"Asher, vieni giù da quell'albero. Si sta facendo tardi e ci scopriranno se non rientriamo prima di cena" urlò Dylan all'amico.

Era un caldo pomeriggio di fine estate. Le lezioni al college erano ricominciate solo da una settimana e i due ragazzi potevano ancora permettersi di spendere il proprio tempo libero vagando nel bosco, anziché passarlo sui libri.

"Sì, sì, ho fatto" rispose Asher infastidito, poi ripose il blocco da disegno e la matita nello zaino e si voltò per scendere. Mentre era alla ricerca di un ramo corto su cui appigliarsi, notò qualcosa di strano in lontananza.

"Dylan?"

"Cosa c'è? Non riesci più a scendere?" il ragazzo sgranò i grandi occhi castani per la sorpresa, dato che conosceva bene le doti da arrampicatore di Asher.

"No," fece quest'ultimo "non vedi anche tu del fumo laggiù?"

Dylan tentò di acuire la vista, ma non riuscì a vedere niente.

"Andiamo a controllare?" chiese Asher, ancora in cima all'albero.

"D'accordo."

Il ragazzo saltò e, in meno di un istante, fu al fianco di Dylan.

I due si incamminarono velocemente, addentrandosi nella foresta.

Procedettero per qualche centinaio di metri in silenzio. Non era però insolito per loro passeggiare senza conversare. Si recavano in quel luogo perché entrambi amavano la pace della natura. Asher vi si immergeva con la mente, imprimendo in essa ogni dettaglio e riproducendolo poi nei suoi disegni; mentre Dylan vi si connetteva col corpo, facendo lunghissime escursioni fuori dai sentieri, correndo ed osservando flora e fauna.

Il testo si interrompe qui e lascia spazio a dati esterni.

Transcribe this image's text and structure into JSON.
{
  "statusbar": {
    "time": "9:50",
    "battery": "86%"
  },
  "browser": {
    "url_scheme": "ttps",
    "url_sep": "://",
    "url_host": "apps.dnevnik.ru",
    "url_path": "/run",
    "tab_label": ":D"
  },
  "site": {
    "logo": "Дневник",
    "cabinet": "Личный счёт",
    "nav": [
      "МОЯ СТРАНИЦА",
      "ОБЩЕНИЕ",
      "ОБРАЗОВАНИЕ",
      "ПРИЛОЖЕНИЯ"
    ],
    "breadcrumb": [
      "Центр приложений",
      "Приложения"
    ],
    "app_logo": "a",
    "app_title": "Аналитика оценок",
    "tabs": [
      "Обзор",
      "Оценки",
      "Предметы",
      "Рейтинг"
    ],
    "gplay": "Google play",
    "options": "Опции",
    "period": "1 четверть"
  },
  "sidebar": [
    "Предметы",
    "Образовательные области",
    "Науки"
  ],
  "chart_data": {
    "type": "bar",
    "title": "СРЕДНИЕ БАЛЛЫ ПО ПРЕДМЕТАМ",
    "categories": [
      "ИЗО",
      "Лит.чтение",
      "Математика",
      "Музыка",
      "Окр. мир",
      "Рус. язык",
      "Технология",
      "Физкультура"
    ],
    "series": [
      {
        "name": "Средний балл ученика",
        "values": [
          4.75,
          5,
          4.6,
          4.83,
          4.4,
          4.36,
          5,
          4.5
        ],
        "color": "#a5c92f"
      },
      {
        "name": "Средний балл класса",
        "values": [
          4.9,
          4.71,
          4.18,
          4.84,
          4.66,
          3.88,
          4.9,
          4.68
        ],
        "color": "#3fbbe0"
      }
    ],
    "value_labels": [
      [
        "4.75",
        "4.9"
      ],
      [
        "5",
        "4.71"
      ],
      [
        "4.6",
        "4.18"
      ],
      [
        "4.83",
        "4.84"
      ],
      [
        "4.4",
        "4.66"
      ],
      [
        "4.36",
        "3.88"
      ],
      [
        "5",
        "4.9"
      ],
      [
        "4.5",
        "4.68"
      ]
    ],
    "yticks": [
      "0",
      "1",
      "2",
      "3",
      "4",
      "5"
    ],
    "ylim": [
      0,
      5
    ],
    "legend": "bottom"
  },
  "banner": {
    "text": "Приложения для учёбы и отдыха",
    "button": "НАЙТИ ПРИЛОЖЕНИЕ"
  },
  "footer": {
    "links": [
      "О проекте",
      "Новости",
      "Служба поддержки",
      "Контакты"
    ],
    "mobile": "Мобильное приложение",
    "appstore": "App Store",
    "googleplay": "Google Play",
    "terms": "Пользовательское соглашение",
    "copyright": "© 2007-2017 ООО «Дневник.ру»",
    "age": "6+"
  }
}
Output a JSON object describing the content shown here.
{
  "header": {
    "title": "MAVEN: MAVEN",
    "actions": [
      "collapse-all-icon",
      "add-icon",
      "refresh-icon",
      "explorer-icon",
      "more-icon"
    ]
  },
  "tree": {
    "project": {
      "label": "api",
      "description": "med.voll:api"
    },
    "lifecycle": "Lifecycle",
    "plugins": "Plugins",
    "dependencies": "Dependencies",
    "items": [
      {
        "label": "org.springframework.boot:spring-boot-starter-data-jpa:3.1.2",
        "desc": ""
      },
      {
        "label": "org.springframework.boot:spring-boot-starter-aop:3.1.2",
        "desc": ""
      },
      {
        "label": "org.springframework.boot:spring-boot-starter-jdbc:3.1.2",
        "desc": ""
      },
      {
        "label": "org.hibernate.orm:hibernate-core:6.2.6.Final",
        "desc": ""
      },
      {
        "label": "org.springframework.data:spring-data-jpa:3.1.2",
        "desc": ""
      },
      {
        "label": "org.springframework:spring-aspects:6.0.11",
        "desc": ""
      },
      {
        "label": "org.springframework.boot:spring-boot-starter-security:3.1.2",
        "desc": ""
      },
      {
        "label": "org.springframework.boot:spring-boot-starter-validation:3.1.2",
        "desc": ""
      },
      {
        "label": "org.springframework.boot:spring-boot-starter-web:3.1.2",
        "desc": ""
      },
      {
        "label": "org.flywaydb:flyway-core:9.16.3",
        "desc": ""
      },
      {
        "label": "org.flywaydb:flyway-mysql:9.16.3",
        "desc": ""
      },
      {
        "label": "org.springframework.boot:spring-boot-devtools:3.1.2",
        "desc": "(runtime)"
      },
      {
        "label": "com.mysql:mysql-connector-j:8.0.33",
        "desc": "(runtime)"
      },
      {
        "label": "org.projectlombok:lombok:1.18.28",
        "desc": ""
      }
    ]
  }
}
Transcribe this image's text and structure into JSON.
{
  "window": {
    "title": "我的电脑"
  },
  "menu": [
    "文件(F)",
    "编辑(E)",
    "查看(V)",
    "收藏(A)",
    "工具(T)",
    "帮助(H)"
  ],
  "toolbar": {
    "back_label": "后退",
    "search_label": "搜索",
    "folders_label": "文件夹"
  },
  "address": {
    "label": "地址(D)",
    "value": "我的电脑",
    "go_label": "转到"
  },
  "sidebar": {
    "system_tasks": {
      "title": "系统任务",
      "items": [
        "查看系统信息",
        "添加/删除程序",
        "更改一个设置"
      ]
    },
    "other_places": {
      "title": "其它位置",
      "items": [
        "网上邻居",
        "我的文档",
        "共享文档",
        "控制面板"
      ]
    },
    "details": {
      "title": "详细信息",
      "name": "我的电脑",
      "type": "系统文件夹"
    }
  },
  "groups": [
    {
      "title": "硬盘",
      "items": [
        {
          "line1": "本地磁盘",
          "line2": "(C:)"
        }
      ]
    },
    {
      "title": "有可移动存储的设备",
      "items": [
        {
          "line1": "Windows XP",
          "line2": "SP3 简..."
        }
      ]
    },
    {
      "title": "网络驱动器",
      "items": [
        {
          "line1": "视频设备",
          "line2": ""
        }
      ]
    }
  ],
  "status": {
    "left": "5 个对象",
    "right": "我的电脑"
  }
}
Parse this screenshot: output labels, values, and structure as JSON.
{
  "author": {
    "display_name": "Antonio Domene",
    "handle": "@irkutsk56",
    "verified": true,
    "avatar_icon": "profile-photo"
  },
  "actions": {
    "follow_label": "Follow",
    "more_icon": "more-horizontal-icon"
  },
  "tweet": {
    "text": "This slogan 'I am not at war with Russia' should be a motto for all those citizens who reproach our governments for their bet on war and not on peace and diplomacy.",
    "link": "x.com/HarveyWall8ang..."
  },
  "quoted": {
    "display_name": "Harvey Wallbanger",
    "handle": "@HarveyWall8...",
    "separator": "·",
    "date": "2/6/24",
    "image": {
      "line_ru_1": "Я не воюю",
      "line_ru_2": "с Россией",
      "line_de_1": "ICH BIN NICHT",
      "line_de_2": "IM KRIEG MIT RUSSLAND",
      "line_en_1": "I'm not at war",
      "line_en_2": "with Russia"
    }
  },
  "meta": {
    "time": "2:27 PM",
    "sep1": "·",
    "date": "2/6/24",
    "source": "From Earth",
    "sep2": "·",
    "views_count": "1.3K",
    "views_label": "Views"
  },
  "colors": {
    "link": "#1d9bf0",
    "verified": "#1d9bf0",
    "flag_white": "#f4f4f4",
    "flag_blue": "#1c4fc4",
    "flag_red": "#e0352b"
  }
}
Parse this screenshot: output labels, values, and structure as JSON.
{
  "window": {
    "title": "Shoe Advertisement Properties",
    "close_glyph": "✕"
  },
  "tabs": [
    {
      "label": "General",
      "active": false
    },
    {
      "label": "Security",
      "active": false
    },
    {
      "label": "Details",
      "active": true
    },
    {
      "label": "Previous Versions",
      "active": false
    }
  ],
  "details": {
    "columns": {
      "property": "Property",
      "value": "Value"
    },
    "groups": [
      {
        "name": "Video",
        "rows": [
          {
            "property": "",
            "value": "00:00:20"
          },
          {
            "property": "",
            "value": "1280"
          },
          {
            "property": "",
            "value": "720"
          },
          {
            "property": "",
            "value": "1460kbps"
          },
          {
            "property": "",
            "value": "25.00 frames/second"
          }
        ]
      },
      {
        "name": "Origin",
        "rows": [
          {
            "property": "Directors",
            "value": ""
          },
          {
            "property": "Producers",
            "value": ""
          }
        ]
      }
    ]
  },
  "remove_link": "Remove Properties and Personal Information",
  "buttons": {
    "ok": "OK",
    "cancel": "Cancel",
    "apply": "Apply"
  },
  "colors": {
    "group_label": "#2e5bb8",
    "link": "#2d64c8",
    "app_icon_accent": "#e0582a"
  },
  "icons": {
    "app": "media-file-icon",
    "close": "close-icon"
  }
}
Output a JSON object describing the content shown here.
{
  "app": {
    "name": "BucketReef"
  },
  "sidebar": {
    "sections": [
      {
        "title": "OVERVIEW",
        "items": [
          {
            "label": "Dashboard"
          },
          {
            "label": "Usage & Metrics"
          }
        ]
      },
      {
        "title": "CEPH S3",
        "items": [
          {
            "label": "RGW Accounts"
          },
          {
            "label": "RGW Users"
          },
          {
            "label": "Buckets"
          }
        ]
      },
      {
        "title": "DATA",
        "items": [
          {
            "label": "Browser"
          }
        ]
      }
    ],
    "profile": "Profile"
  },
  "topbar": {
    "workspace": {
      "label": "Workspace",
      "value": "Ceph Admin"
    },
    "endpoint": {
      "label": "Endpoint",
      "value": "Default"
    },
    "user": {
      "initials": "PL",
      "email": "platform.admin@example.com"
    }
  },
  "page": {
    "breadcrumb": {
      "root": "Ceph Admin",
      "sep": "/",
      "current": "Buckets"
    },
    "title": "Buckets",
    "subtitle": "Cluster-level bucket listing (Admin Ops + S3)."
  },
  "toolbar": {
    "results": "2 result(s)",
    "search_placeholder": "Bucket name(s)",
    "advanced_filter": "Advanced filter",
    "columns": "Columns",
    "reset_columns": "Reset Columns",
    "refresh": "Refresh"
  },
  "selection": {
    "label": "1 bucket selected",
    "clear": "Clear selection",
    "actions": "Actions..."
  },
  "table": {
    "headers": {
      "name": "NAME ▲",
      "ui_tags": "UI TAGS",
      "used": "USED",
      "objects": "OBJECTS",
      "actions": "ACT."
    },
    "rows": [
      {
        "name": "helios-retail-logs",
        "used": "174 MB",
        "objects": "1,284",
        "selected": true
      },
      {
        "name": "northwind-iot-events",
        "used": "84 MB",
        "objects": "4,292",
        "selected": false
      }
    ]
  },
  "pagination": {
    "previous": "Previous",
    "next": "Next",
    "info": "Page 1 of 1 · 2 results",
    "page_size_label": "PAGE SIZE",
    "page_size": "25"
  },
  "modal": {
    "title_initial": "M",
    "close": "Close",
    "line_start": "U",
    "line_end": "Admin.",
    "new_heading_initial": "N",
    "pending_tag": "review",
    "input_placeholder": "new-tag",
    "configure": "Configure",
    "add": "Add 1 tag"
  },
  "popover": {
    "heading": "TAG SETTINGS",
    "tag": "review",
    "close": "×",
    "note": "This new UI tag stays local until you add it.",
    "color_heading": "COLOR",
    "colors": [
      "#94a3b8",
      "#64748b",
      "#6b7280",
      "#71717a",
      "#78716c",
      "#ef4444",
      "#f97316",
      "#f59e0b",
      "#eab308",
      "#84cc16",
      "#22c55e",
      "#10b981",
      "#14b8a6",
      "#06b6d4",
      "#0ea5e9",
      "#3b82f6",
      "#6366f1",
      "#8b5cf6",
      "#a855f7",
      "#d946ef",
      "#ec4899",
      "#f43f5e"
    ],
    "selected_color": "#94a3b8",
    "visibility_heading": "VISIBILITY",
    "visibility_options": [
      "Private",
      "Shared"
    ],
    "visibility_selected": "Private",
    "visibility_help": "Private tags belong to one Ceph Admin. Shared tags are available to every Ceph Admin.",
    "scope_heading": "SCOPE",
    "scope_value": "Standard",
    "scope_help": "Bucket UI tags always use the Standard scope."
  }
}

Alla vista del fumo, fu Dylan a parlare per primo: "Ash, guarda: avevi ragione."

"Io ho sempre ragione."

Una motocicletta color sabbia era scivolata sul fango e l'impatto doveva essere stato tanto forte da distruggerne parafango, sella e serbatoio.

Dylan corse ad aiutare la ragazza rimasta incastrata sotto alla moto, mentre Asher si diresse verso il ragazzo con l'impermeabile arancione che sembrava aver fatto un brutto volo e, pertanto, si trovava ad una certa distanza dal luogo dell'incidente.

"Ehi, stai bene?" chiese Dylan, dopo aver sfilato la caviglia della ragazza da sotto alla moto.

Lei si limitò ad annuire.

"Come ti chiami?" le domandò impaziente, slacciandole il casco.

"Come sta Noah?" chiese lei debolmente.

In quel momento Dylan fece ad Asher una domanda con gli occhi e, quando quest'ultimo scosse la testa, Dylan sentì un peso sul cuore. Non poteva essere lui a dare la notizia alla ragazza. Non in quel momento, non così. Eppure, non poteva neanche mentirle.

"Riesci a camminare?" intervenne Asher che, nel frattempo, si era avvicinato.

"Non lo so."

I due ragazzi la tirarono su delicatamente, ma lei perse i sensi e per poco non cadde di nuovo nel fango. Asher e Dylan la trattenevano insieme, procedendo a rilento verso il campus.

"Cosa facciamo?" domandò Dylan.

"La portiamo in camera nostra e poi decidiamo." La risposta di Asher fu secca.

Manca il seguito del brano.